A criadora de conteúdo Bruna Tukamoto também fez um vídeo com linguagem didática sobre os problemas do asian fishing e sofreu com diversos ataques sobre sua aparência. “Me entristece de verdade ver amarelos deixando de criar conteúdos e discussões importantíssimas sobre o racismo amarelo simplesmente porque o pessoal não tem empatia e dá hate ao invés de ouvir”, publicou ela pouco tempo depois da grande repercussão de seu vídeo.
Casos anteriores
A repercussão do caso da Pabllo trouxe à tona episódios anteriores que envolvem asian fishing. Um dos mais recentes é o da Ariana Grande que, em 2021, postou uma foto em seu perfil do Instagram em que aparecia com a pele mais clara, os olhos mais puxados, e roupas com estilos populares no Japão e na Coreia do Sul. A cantora chegou a desativar sua conta no Twitter após as acusações.

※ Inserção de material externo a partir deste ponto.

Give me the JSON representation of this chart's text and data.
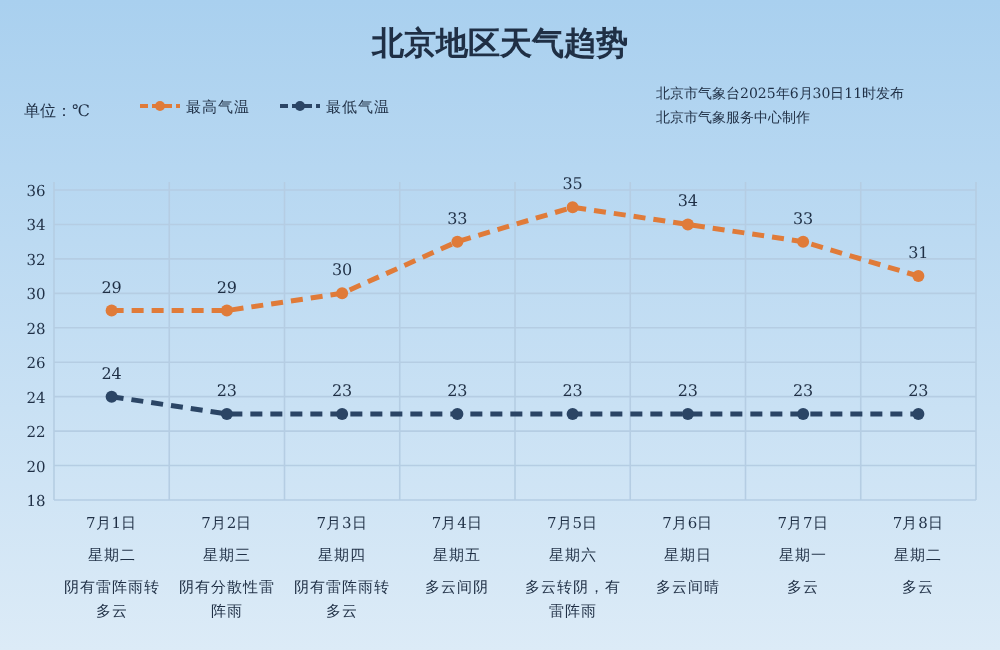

Anitta também foi acusada em 2018 após o lançamento do clipe “Ao Vivo e a Cores”, em parceria com a dupla Matheus & Kauan. Na produção, eles cantam em um karaokê decorado com elementos da cultura japonesa e a cantora veste um kimono e tem os cabelos presos por palitos no alto da cabeça, além de olhos alongados por conta da maquiagem.
Na televisão aberta, casos de yellow face – quando, em produções artísticas, colocam atores não-amarelos caracterizados para se parecerem com pessoas amarelas, geralmente de maneira caricata – também não são raros. Um dos exemplos mais populares é o da novela “Sol Nascente”, que foi exibida entre 2016 e 2017 e colocou Giovanna Antonelli e Luís Melo para interpretarem personagens de um clã japonês.
Outros dois exemplos recentes são a peça "TUDO", escrita pelo argentino Rafael Spregelburd e dirigida no Brasil por Guilherme Weber, que coloca uma personagem branca que foi adotada por uma família coreana e não tem nome, sendo chamada apenas de "a coreana"; e uma publicação feita no perfil do Instagram da Rede Globo em que atores brancos da novela "Cara e coragem" utilizam trajes culturais leste-asiáticos – colocando, inclusive, uma decoração de parede como acessório complementar das peças de roupa.
Na internet, a tendência dos foxy eyes em 2020 também foram motivo de debate. Bruna Tukamoto reforçou em seu vídeo que práticas estéticas como delineados não são ofensivos, mas se tornam problemáticos quando as pessoas que o fazem têm o intuito de “se parecer” ou de adquirir traços fenotípicos de outras etnias.
“A maquiagem se torna um problema quando chega a mudar os traços da pessoa e, especialmente, quando vem acompanhada de falas como ‘eu sempre quis ter o olho puxadinho’ e ‘agora eu estou super parecendo uma japonesa’. Ou ainda quando além do delineado e da maquiagem a pessoa usa vestimentas e pratica comportamentos que remetem aos amarelos”, afirmou a criadora de conteúdo.